Originally posted on Forbes.com
As many say costs for software developers have soared across the U.S. and Western Europe, outsourcing to arbitrage labor costs has not just become popular but also increasingly necessary.
To build two SaaS companies in the Bay Area, I’ve leveraged offshore development teams to a degree of success. I also had a chance to be a marketing consultant for a leading online marketplace for developers and am the CEO of an outsourcing company, so I’ve become intimately familiar with this industry over my career.
There are many talented, ethical agencies and developers across the world; however, just like in any market, extensive due diligence by the client is a must. Before hiring outsourcers to build your app or hiring recruiters to source offshore labor, here are three insider observations you might consider:
1. Outsourcers, outstaffers and recruiters commonly portray interns as juniors, juniors as mid-levels and mid-levels as seniors. Because this practice has become so widespread, I’ve found there is market pressure on many good vendors to sell their staff this way. So clients should manage their projects intensely on a daily basis to ensure consistency and quality.
2. Failure rates for apps built by outsourcers can be incredibly high. While there is no published data yet, I’ve seen very few examples of outsourcers who have built and launched a commercially successful product on behalf of a client as a turnkey service.
3. I’ve seen some recruiters start to offer research and development (R&D) center services to clients to compete with outsourcers. This new trend of not only sourcing the developers but operating the office and administrative functions on behalf of the client have additional fees. Over time, this could reduce labor costs for the clients, but clients need to make a bigger upfront commitment.
Given the state of the current market, I suggest implementing these best practices before engaging any outsourcing, outstaffing or recruiter firm:
1. For outsourcers building the entire turnkey app for you, ask for the references of at least two software applications they have launched successfully. Code is only one part of what makes a software application successful, so if the response is “we have none” but you still like the firm, you can engage your product or project manager to manage the outsourced staff directly.
Also, ask the references how the outsourcer accommodated change requests. Your app’s scope or project is likely to change multiple times. You want a partner who is adaptive, but being adaptive in IT can be as much about the outsourcer’s culture as it is about their process.
2. If you’re looking to outstaff to add to your existing product and team through recruiters or R&D centers, you may want to intensely focus on the interview questions and test tasks assigned to the candidates. For example, when I ask a candidate, “Why do you want to work for us?” and the answer is something akin to “for more money” and not “I want to work for a ‘product’ company,” that developer never lasts with us for more than a year.
I’ve also learned to ask what local conferences or Meetups the candidates belong to. Voluntary self-education is one of the leading indicators I’ve seen in how much value a developer will bring to our projects over the long run.

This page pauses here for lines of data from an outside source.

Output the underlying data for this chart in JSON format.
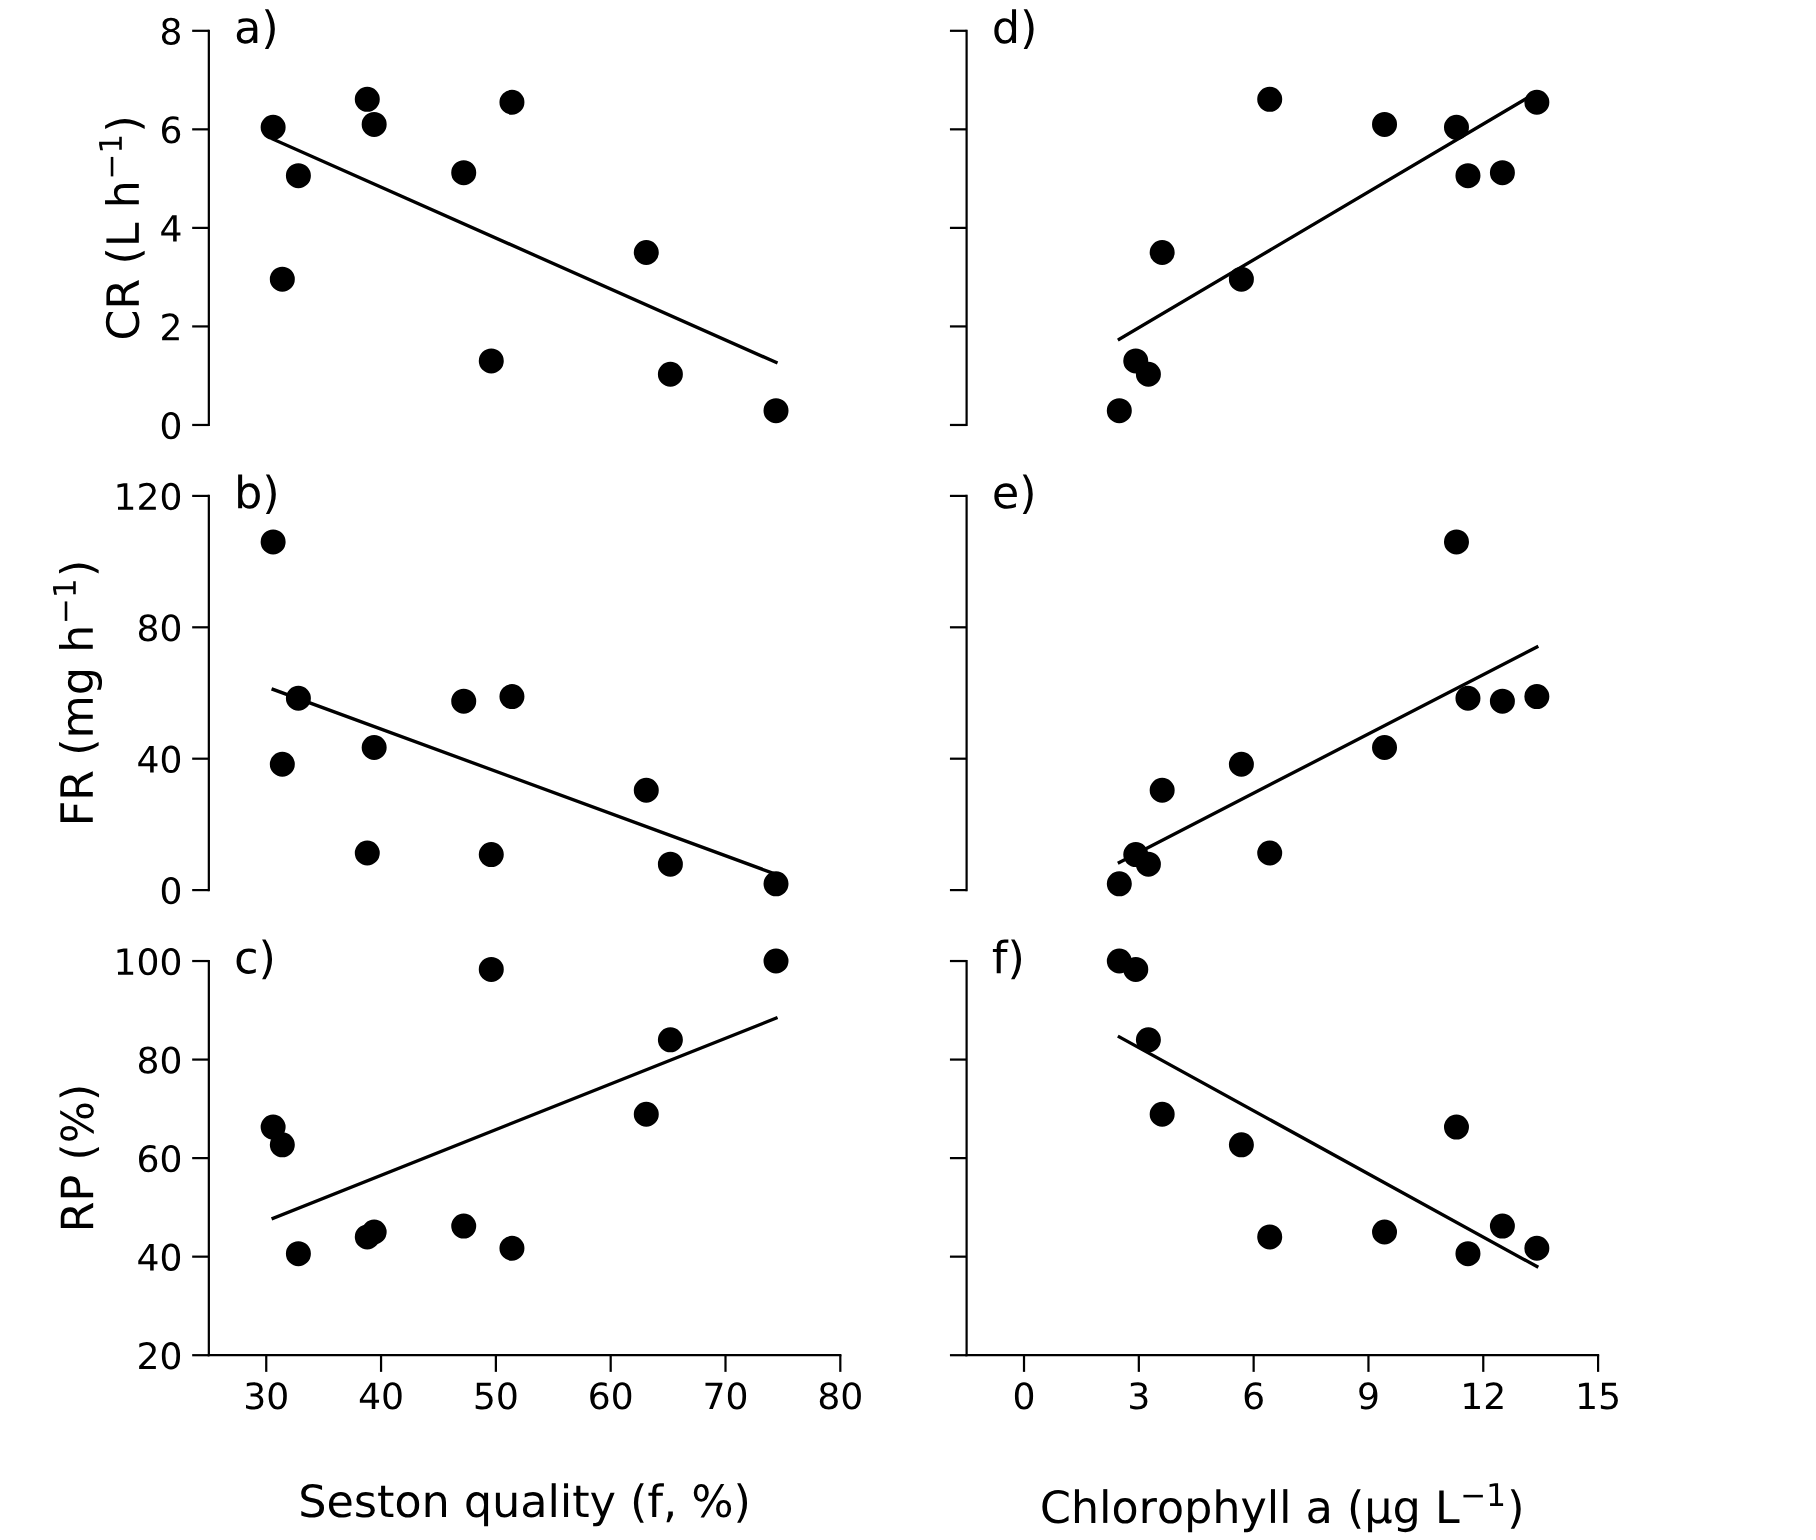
{
  "chart_data": [
    {
      "type": "scatter",
      "annotations": [
        "a)"
      ],
      "ylabel": "CR (L h$^{−1}$)",
      "xlim": [
        25,
        80
      ],
      "ylim": [
        0,
        8
      ],
      "yticks": [
        0,
        2,
        4,
        6,
        8
      ],
      "tick_labels": "y",
      "grid": false,
      "series": [
        {
          "marker": "circle",
          "color": "#000000",
          "x": [
            30.6,
            31.4,
            32.8,
            38.8,
            39.4,
            47.2,
            49.6,
            51.4,
            63.1,
            65.2,
            74.4
          ],
          "values": [
            6.04,
            2.96,
            5.06,
            6.61,
            6.1,
            5.12,
            1.3,
            6.55,
            3.5,
            1.03,
            0.29
          ]
        },
        {
          "type": "line",
          "color": "#000000",
          "x": [
            30.6,
            74.4
          ],
          "values": [
            5.8,
            1.27
          ]
        }
      ]
    },
    {
      "type": "scatter",
      "annotations": [
        "d)"
      ],
      "xlim": [
        -1.5,
        15
      ],
      "ylim": [
        0,
        8
      ],
      "yticks": [
        {
          "value": 0,
          "label": null
        },
        {
          "value": 2,
          "label": null
        },
        {
          "value": 4,
          "label": null
        },
        {
          "value": 6,
          "label": null
        },
        {
          "value": 8,
          "label": null
        }
      ],
      "tick_labels": false,
      "grid": false,
      "series": [
        {
          "marker": "circle",
          "color": "#000000",
          "x": [
            11.3,
            5.68,
            11.6,
            6.42,
            9.42,
            12.5,
            2.92,
            13.4,
            3.61,
            3.25,
            2.49
          ],
          "values": [
            6.04,
            2.96,
            5.06,
            6.61,
            6.1,
            5.12,
            1.3,
            6.55,
            3.5,
            1.03,
            0.29
          ]
        },
        {
          "type": "line",
          "color": "#000000",
          "x": [
            2.49,
            13.4
          ],
          "values": [
            1.74,
            6.75
          ]
        }
      ]
    },
    {
      "type": "scatter",
      "annotations": [
        "b)"
      ],
      "ylabel": "FR (mg h$^{−1}$)",
      "xlim": [
        25,
        80
      ],
      "ylim": [
        0,
        120
      ],
      "yticks": [
        0,
        40,
        80,
        120
      ],
      "tick_labels": "y",
      "grid": false,
      "series": [
        {
          "marker": "circle",
          "color": "#000000",
          "x": [
            30.6,
            31.4,
            32.8,
            38.8,
            39.4,
            47.2,
            49.6,
            51.4,
            63.1,
            65.2,
            74.4
          ],
          "values": [
            106,
            38.3,
            58.4,
            11.3,
            43.4,
            57.5,
            10.8,
            58.9,
            30.4,
            7.9,
            1.9
          ]
        },
        {
          "type": "line",
          "color": "#000000",
          "x": [
            30.6,
            74.4
          ],
          "values": [
            61.1,
            4.8
          ]
        }
      ]
    },
    {
      "type": "scatter",
      "annotations": [
        "e)"
      ],
      "xlim": [
        -1.5,
        15
      ],
      "ylim": [
        0,
        120
      ],
      "yticks": [
        {
          "value": 0,
          "label": null
        },
        {
          "value": 40,
          "label": null
        },
        {
          "value": 80,
          "label": null
        },
        {
          "value": 120,
          "label": null
        }
      ],
      "tick_labels": false,
      "grid": false,
      "series": [
        {
          "marker": "circle",
          "color": "#000000",
          "x": [
            11.3,
            5.68,
            11.6,
            6.42,
            9.42,
            12.5,
            2.92,
            13.4,
            3.61,
            3.25,
            2.49
          ],
          "values": [
            106,
            38.3,
            58.4,
            11.3,
            43.4,
            57.5,
            10.8,
            58.9,
            30.4,
            7.9,
            1.9
          ]
        },
        {
          "type": "line",
          "color": "#000000",
          "x": [
            2.49,
            13.4
          ],
          "values": [
            8.4,
            74
          ]
        }
      ]
    },
    {
      "type": "scatter",
      "annotations": [
        "c)"
      ],
      "ylabel": "RP (%)",
      "xlabel": "Seston quality (f, %)",
      "xlim": [
        25,
        80
      ],
      "ylim": [
        20,
        100
      ],
      "xticks": [
        30,
        40,
        50,
        60,
        70,
        80
      ],
      "yticks": [
        20,
        40,
        60,
        80,
        100
      ],
      "grid": false,
      "series": [
        {
          "marker": "circle",
          "color": "#000000",
          "x": [
            30.6,
            31.4,
            32.8,
            38.8,
            39.4,
            47.2,
            49.6,
            51.4,
            63.1,
            65.2,
            74.4
          ],
          "values": [
            66.3,
            62.7,
            40.6,
            44,
            45,
            46.2,
            98.3,
            41.7,
            68.9,
            84,
            100
          ]
        },
        {
          "type": "line",
          "color": "#000000",
          "x": [
            30.6,
            74.4
          ],
          "values": [
            47.8,
            88.4
          ]
        }
      ]
    },
    {
      "type": "scatter",
      "annotations": [
        "f)"
      ],
      "xlabel": "Chlorophyll a (µg L$^{−1}$)",
      "xlim": [
        -1.5,
        15
      ],
      "ylim": [
        20,
        100
      ],
      "xticks": [
        0,
        3,
        6,
        9,
        12,
        15
      ],
      "yticks": [
        {
          "value": 20,
          "label": null
        },
        {
          "value": 40,
          "label": null
        },
        {
          "value": 60,
          "label": null
        },
        {
          "value": 80,
          "label": null
        },
        {
          "value": 100,
          "label": null
        }
      ],
      "tick_labels": "x",
      "grid": false,
      "series": [
        {
          "marker": "circle",
          "color": "#000000",
          "x": [
            11.3,
            5.68,
            11.6,
            6.42,
            9.42,
            12.5,
            2.92,
            13.4,
            3.61,
            3.25,
            2.49
          ],
          "values": [
            66.3,
            62.7,
            40.6,
            44,
            45,
            46.2,
            98.3,
            41.7,
            68.9,
            84,
            100
          ]
        },
        {
          "type": "line",
          "color": "#000000",
          "x": [
            2.49,
            13.4
          ],
          "values": [
            84.6,
            38
          ]
        }
      ]
    }
  ]
}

But by far, the “marquee” question I ask every developer is, “Have you contributed to any open-source projects?” While not every top developer contributes to open-source projects, I’ve noticed that many open-source contributors are top developers.
It may be harder to find developers who contribute to open-source projects in emerging economies, according to a GitHub open-source contribution map, but we’ve found this is the single biggest determinant (other than cultural fit) of whether a developer will produce at an elite level.
3. Go through a trial period without firm commitments, and if the developers are to your liking, prepare to offer a term commitment of a year or more to the vendor. In my experience, outsourcers and outstaffers often have their developers sitting “on the bench” some of the time, so term commitments mean they don’t have to suffer a margin loss — and you could negotiate some of this savings in reduced fees.
As a negotiating tactic, you can also offer to prepay their wages quarterly or every six months.
4. Look for providers that focus on both a vertical and a software language. I believe the vendors that are efficient with your time and money are so because they focus on a specific vertical — like fintech or mobile games — and have expertise in one or two languages.
I recommend avoiding shops that claim to be experts in “Java, Python, C++, and AI/ML” and that spam you with faces of attractive females representing their agency’s expertise. These are often bottom-of-the-barrel operators. I’ve found that most of the good shops specialize in a vertical and specialize in a language, and they have plenty of work from referrals — so they don’t need to spam anyone.
5. Negotiate the monthly wages and the buyout fee if you decide to make the developers a part of your permanent team. Outsourcers and outstaffers need to charge more than what they pay the developers to make reasonable net margins.
Sales costs, office space, recruiting and bench-time contribute to overhead. In my experience, average buyout fees range from one month of wages to one year, so negotiate — as the market prices range drastically.
As Bloomberg suggests, the demand for talented and experienced tech talent in the U.S. continues to rise, and the BLS reports that unemployment for the professional, scientific, and technical services sector was at just 2.5% in December 2018 — so sourcing labor from other countries may become a necessity, even for Series B- and C-funded startups. Understanding nuances of the regions where you hire and following some best practices should save you a lot of time and money — and maybe some midnight migraines as well.